A l’heure du confusionnisme débridé des prises de position concernant l’école et de leurs échos dans les médias, du délitement intellectuel de certaines personnalités incapables d’autre chose que de radoter sur l’école, en reprenant les vieux discours des années 80 sur la « décadence », le « désastre », la « destruction de l’école », on aimerait tant pouvoir débattre sereinement et sérieusement.

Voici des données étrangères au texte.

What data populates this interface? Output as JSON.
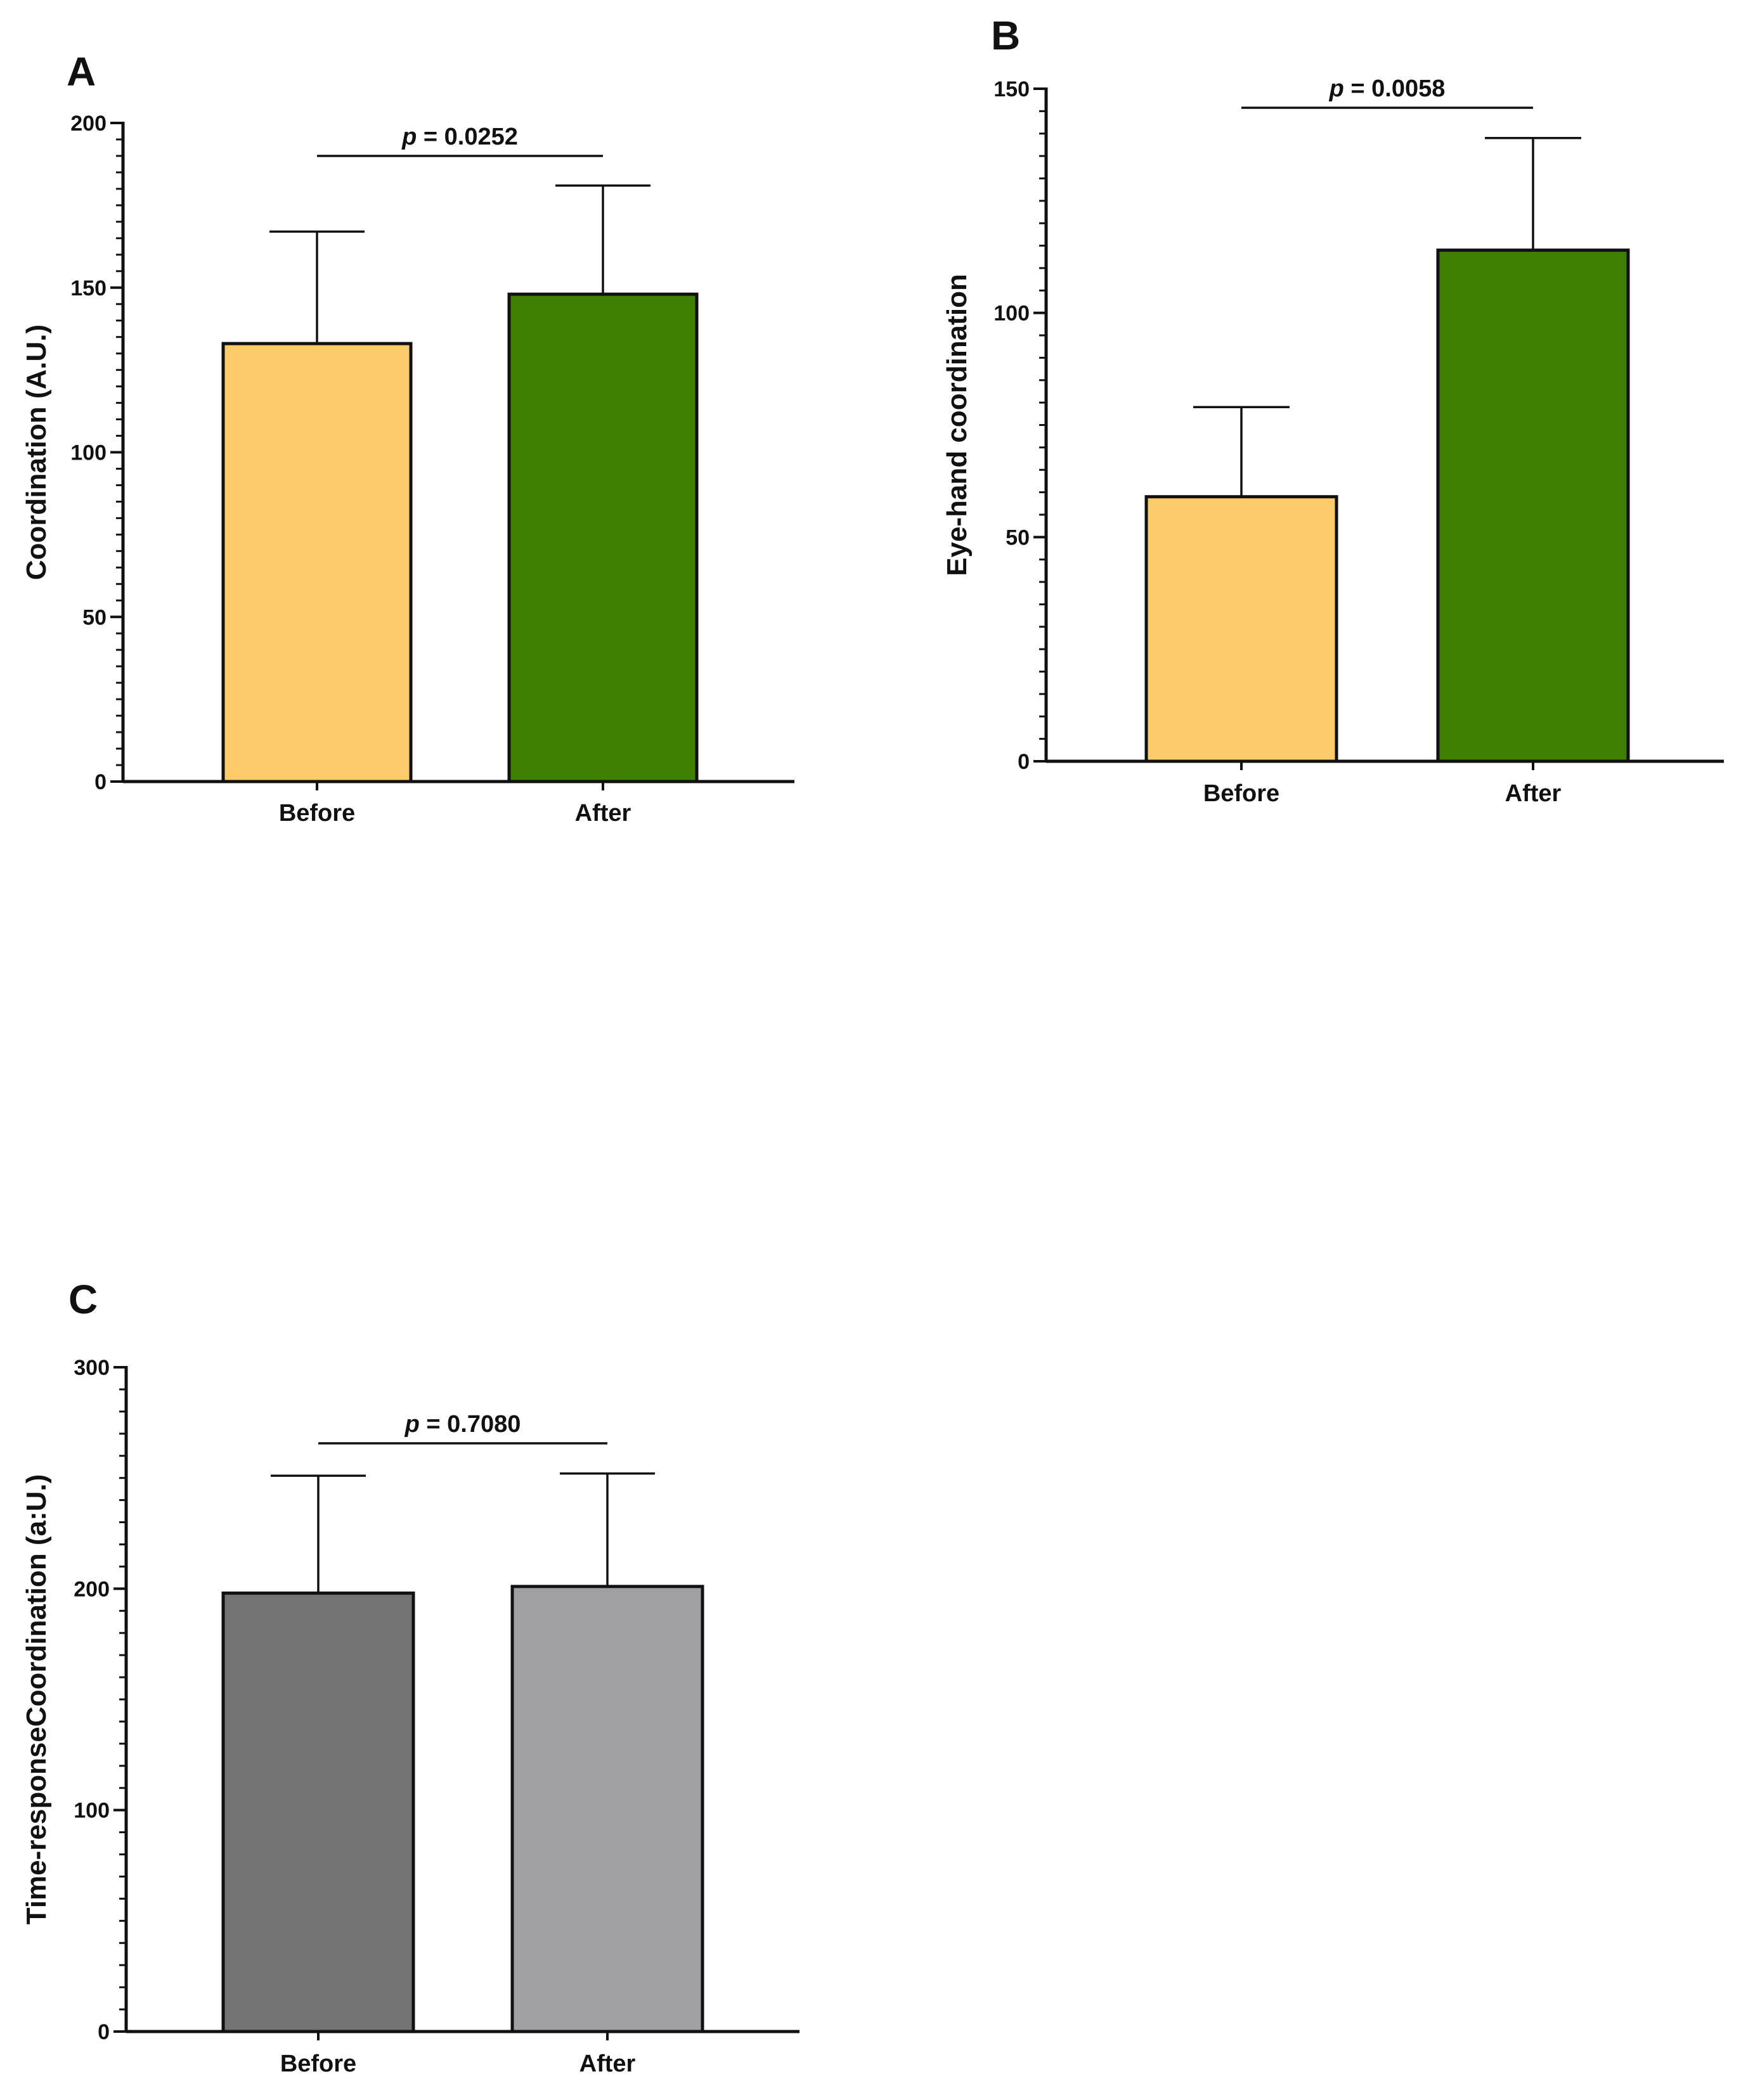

Je viens d’être partie prenante d’une « controverse » avec Robert Delord, dans le cadre d’une université de rentrée de la Ligue de l’enseignement autour de l’interdisciplinarité et de la réforme du collège. Si je ne partage pas sa hargne contre cette malheureuse réforme, si je déplore qu’il se laisse aller à brandir quelques exemples caricaturaux d’EPI sans évoquer précisément les excellentes choses qui se font déjà , je peux partager avec lui de vraies convictions. Par exemple l’intérêt de la pédagogie de projet, et en fait de l’interdisciplinarité bien comprise, c’est-à-dire ce qui permet de croiser des disciplines, y compris dans l’intérêt des disciplines. Je peux même partager avec lui son indignation devant la présentation parfois caricaturale qui a pu être faite de l’enseignement des langues anciennes, sur le site du Ministère notamment. Il y a certainement eu de considérables maladresses de communication qui n’ont pas toujours permis de débattre avec des gens de bonne foi sur la place de l’étude de la langue latine par exemple. Je continue à approuver globalement ce qui s’est mis en place, mais je n’en salue pas moins les efforts d’innovation dans cette discipline réalisés depuis nombre d’années : on est sans doute loin de l’enseignement si ennuyeux que j’ai subi, avec un faible apport sur
le long terme pour moi. Reste que les EPI pourront sans doute permettre de belles réalisations et une réflexion sur ce que peut être un travail interdisciplinaire avec les langues anciennes. Et que d’un autre côté, ce qui agace et braque certains dont je suis, c’est la prétention de nombre de partisans de langues anciennes à considérer leur discipline comme l’alpha et l’oméga (oui, du grec) ou le nec plus ultra (ah, vous voyez que le latin est utile !) alors qu’il y a bien d’autres manières de se former l’esprit, que l’étude grammaticale du latin n’est pas forcément un moyen privilégié de comprendre le fonctionnement si différent de notre langue, qu’on peut tout à fait travailler sur l’origine des mots en dehors d’heures estampillées LCA… Et au passage, il reste essentiel de reconnaitre les zones d’ombre des civilisations grecque et romaine ne me semble pas toujours admis puisqu’on m’a accusé de trop mettre l’accent là-dessus. Je ne peux quand même pas faire travailler sur la fin de l’Odyssée en taisant que massacrer les familles des prétendants est un crime horrible, contexte ou pas, ou évoquer le côté poète de cour de Virgile, dont les éloges des « bienheureux cultivateurs » sonnent aussi faux que plus tard le « batifolage » des bons paysans de madame de Sévigné, etc. Sinon, on est dans la même problématique que le « roman national » cher à François FIliion ou Zemmour mais appliqué à nos « admirables pères ». De même que Amartya Sen a montré que la démocratie n’est pas seulement née à Athènes. On peut admirer sans aduler !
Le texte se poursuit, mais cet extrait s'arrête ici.